Streaming companies have highlighted this duplication in their briefs to the National Assembly committee studying Bill 109. Netflix specifically warned that Quebec's legislation risks creating multiple or contradictory obligations that would harm regulatory coherence and Canada's goal of a single national framework for online streaming.
Potential Market Exit Scenario
The most dramatic potential consequence of Bill 109 involves streaming platforms possibly withdrawing from the Quebec market rather than complying with the new requirements. While no company has publicly threatened to leave, Mendelsohn suggests the possibility exists, particularly for smaller streaming services.
I'm skeptical that big streamers would leave Quebec at this point in time, but I can envisage it happening, Mendelsohn said. He noted that smaller companies might decide the compliance costs outweigh the benefits of serving Quebec's market.

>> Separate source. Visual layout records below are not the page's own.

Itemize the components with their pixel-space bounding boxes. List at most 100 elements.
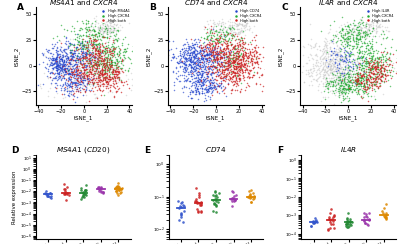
Point (84, 71, 90, 74)
Point (217, 27, 223, 31)
Point (55, 63, 61, 67)
Point (326, 215, 332, 219)
Point (239, 55, 245, 59)
Point (188, 60, 194, 64)
Point (77, 43, 83, 47)
Point (92, 51, 99, 55)
Point (182, 57, 189, 61)
Point (372, 110, 378, 114)
Point (198, 60, 205, 64)
Point (69, 71, 75, 74)
Point (89, 27, 96, 31)
Point (68, 67, 74, 71)
Point (210, 209, 216, 213)
Point (190, 70, 196, 74)
Point (330, 73, 336, 77)
Point (189, 46, 196, 50)
Point (198, 46, 204, 50)
Point (254, 50, 260, 54)
Point (100, 93, 107, 97)
Point (64, 81, 70, 85)
Point (92, 37, 98, 41)
Point (87, 65, 94, 69)
Point (74, 64, 80, 68)
Point (118, 66, 124, 70)
Point (85, 29, 91, 32)
Point (192, 84, 199, 88)
Point (170, 39, 176, 43)
Point (327, 64, 334, 68)
Point (90, 75, 97, 79)
Point (310, 70, 316, 73)
Point (126, 67, 132, 71)
Point (219, 55, 225, 59)
Point (246, 27, 252, 31)
Point (237, 65, 244, 69)
Point (179, 47, 186, 51)
Point (356, 33, 363, 37)
Point (179, 61, 186, 65)
Point (97, 52, 103, 56)
Point (388, 69, 395, 72)
Point (344, 31, 350, 35)
Point (232, 58, 238, 62)
Point (85, 61, 91, 65)
Point (96, 88, 103, 92)
Point (200, 79, 206, 83)
Point (236, 67, 242, 71)
Point (364, 28, 370, 32)
Point (362, 89, 368, 93)
Point (95, 30, 101, 33)
Point (54, 63, 60, 67)
Point (336, 75, 342, 79)
Point (198, 78, 204, 82)
Point (252, 61, 258, 65)
Point (331, 69, 338, 73)
Point (224, 41, 230, 44)
Point (194, 69, 201, 73)
Point (79, 72, 86, 76)
Point (56, 63, 62, 67)
Point (239, 30, 246, 34)
Point (102, 26, 109, 30)
Point (325, 81, 331, 85)
Point (194, 60, 200, 63)
Point (208, 46, 215, 50)
Point (78, 82, 84, 86)
Point (332, 53, 338, 57)
Point (228, 76, 234, 80)
Point (222, 64, 228, 68)
Point (186, 59, 193, 63)
Point (100, 65, 107, 69)
Point (207, 52, 214, 56)
Point (204, 30, 210, 34)
Point (198, 51, 204, 54)
Point (322, 48, 328, 52)
Point (60, 64, 66, 68)
Point (106, 30, 112, 34)
Point (50, 44, 57, 48)
Point (366, 24, 372, 28)
Point (115, 184, 121, 188)
Point (380, 72, 386, 76)
Point (96, 26, 102, 30)
Point (202, 53, 209, 57)
Point (207, 83, 213, 87)
Point (355, 88, 361, 92)
Point (225, 78, 232, 81)
Point (235, 74, 241, 78)
Point (310, 45, 316, 49)
Point (76, 51, 82, 55)
Point (357, 61, 363, 65)
Point (312, 43, 318, 47)
Point (228, 24, 235, 28)
Point (362, 89, 368, 92)
Point (374, 74, 381, 78)
Point (218, 85, 224, 89)
Point (93, 67, 100, 71)
Point (86, 42, 93, 46)
Point (320, 76, 327, 80)
Point (99, 89, 105, 93)
Point (202, 25, 208, 29)
Point (182, 65, 188, 69)
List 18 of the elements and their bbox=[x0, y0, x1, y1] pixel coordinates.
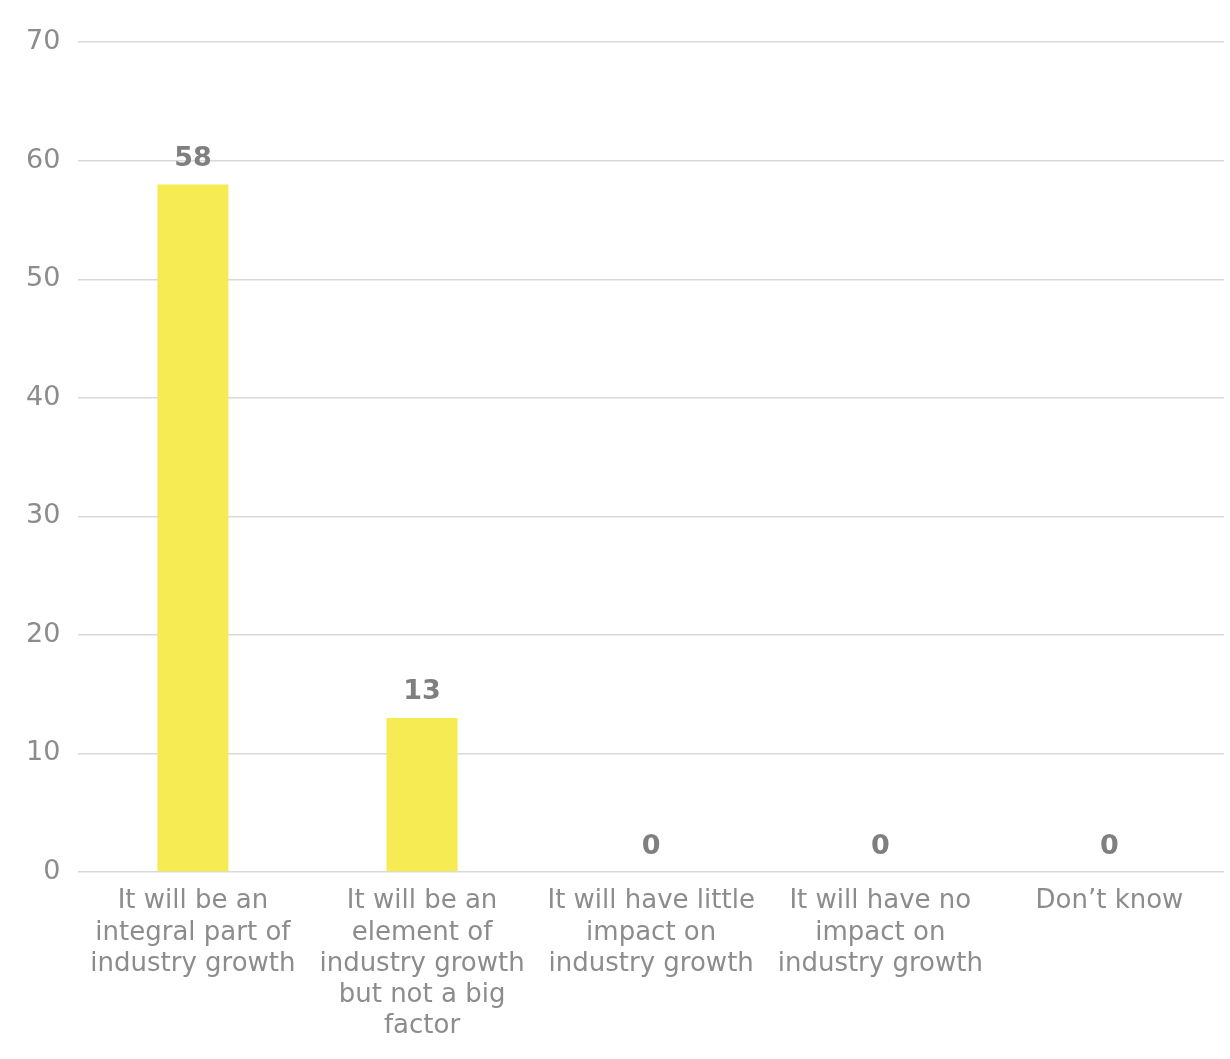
y-tick-label: 40 bbox=[26, 379, 61, 411]
x-tick-label: It will be an integral part of industry growth bbox=[90, 884, 296, 977]
y-tick-label: 0 bbox=[43, 854, 61, 886]
x-tick-label: It will have no impact on industry growth bbox=[777, 884, 983, 977]
y-tick-label: 60 bbox=[26, 142, 61, 174]
y-tick-label: 70 bbox=[26, 24, 61, 56]
data-label: 0 bbox=[870, 828, 890, 860]
data-label: 13 bbox=[403, 674, 441, 706]
y-tick-label: 20 bbox=[26, 616, 61, 648]
y-tick-label: 50 bbox=[26, 261, 61, 293]
data-label: 0 bbox=[641, 828, 661, 860]
data-label: 0 bbox=[1100, 828, 1119, 860]
x-tick-label: It will have little impact on industry growth bbox=[547, 884, 755, 977]
data-label: 58 bbox=[174, 140, 212, 172]
x-tick-label: It will be an element of industry growth but not a big factor bbox=[319, 884, 525, 1040]
x-tick-label: Don’t know bbox=[1035, 884, 1184, 915]
y-tick-label: 30 bbox=[26, 498, 61, 530]
y-tick-label: 10 bbox=[26, 735, 61, 767]
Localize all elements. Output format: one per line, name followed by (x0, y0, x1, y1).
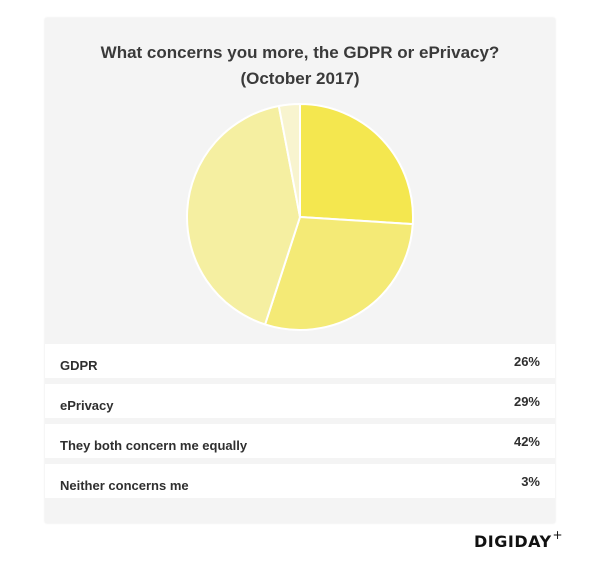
chart-title-text: What concerns you more, the GDPR or ePri… (100, 43, 500, 62)
legend-value: 26% (513, 354, 540, 369)
logo-plus: + (552, 528, 564, 542)
legend-label: ePrivacy (60, 398, 114, 413)
legend-row-neither: Neither concerns me 3% (45, 464, 555, 498)
pie-slice-gdpr (299, 102, 414, 226)
legend-row-both: They both concern me equally 42% (45, 424, 555, 458)
chart-card: What concerns you more, the GDPR or ePri… (45, 18, 555, 523)
pie-chart (186, 102, 414, 331)
chart-title: What concerns you more, the GDPR or ePri… (45, 40, 555, 92)
pie-slice-eprivacy (263, 215, 414, 331)
digiday-logo: DIGIDAY+ (474, 528, 563, 551)
legend-label: Neither concerns me (60, 478, 189, 493)
chart-subtitle-text: (October 2017) (240, 69, 360, 88)
legend-label: GDPR (60, 358, 98, 373)
legend-row-eprivacy: ePrivacy 29% (45, 384, 555, 418)
legend-value: 29% (513, 394, 540, 409)
pie-slice-neither (277, 102, 301, 218)
legend-table: GDPR 26% ePrivacy 29% They both concern … (45, 344, 555, 504)
legend-label: They both concern me equally (60, 438, 248, 453)
logo-text: DIGIDAY (474, 532, 552, 551)
pie-slice-both (186, 104, 302, 326)
legend-value: 3% (521, 474, 540, 489)
legend-row-gdpr: GDPR 26% (45, 344, 555, 378)
legend-value: 42% (513, 434, 540, 449)
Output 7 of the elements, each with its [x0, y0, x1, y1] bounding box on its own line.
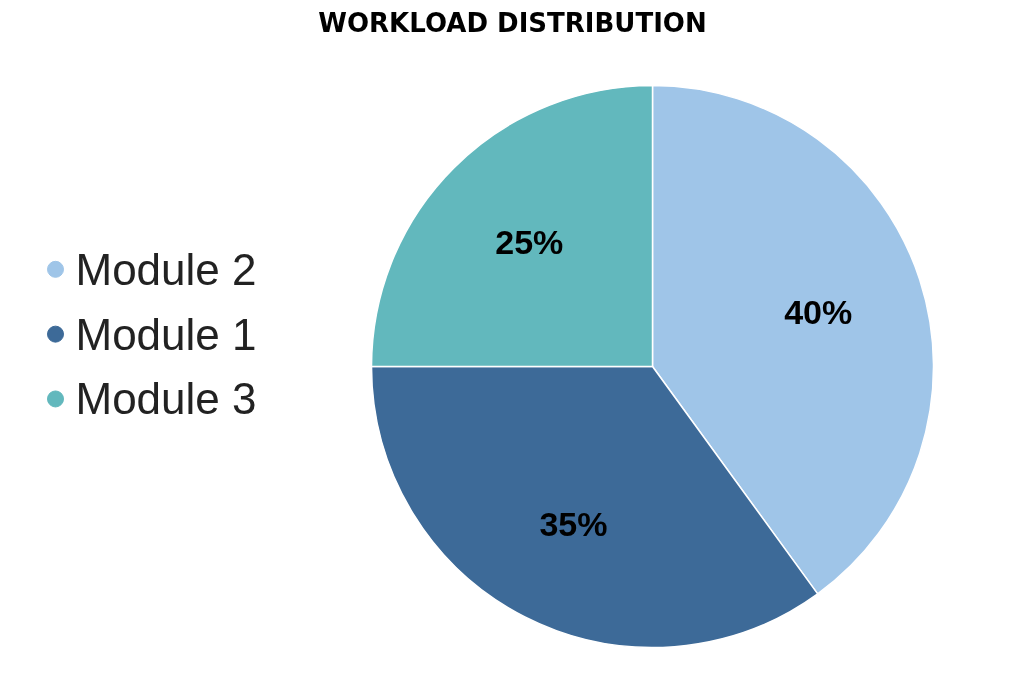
data-label: 40%	[784, 293, 853, 332]
chart-title: WORKLOAD DISTRIBUTION	[318, 7, 707, 38]
data-label: 25%	[495, 222, 564, 261]
legend-label: Module 3	[75, 374, 257, 424]
legend-label: Module 1	[75, 309, 257, 359]
data-label: 35%	[539, 504, 608, 543]
legend-label: Module 2	[75, 244, 257, 294]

The legislation does include an escape hatch that would allow the government to negotiate substitute measures with streamers - essentially side deals that could exempt platforms from the law. This approach mirrors the agreement Google reached with the federal government to avoid the Online News Act by contributing $100 million annually to Canadian news organizations.
Mendelsohn predicts that larger streaming companies would likely mount legal challenges and attempt to negotiate such arrangements before considering withdrawal from Quebec. The negative public relations impact of leaving a market to avoid local obligations would be significant, he noted.
Even though Quebec represents a relatively small portion of the global streaming audience, its role in promoting French as one of Canada's official languages gives the province disproportionate influence in shaping content rules and cultural protection policies that could have broader implications for digital streaming services operating across the country.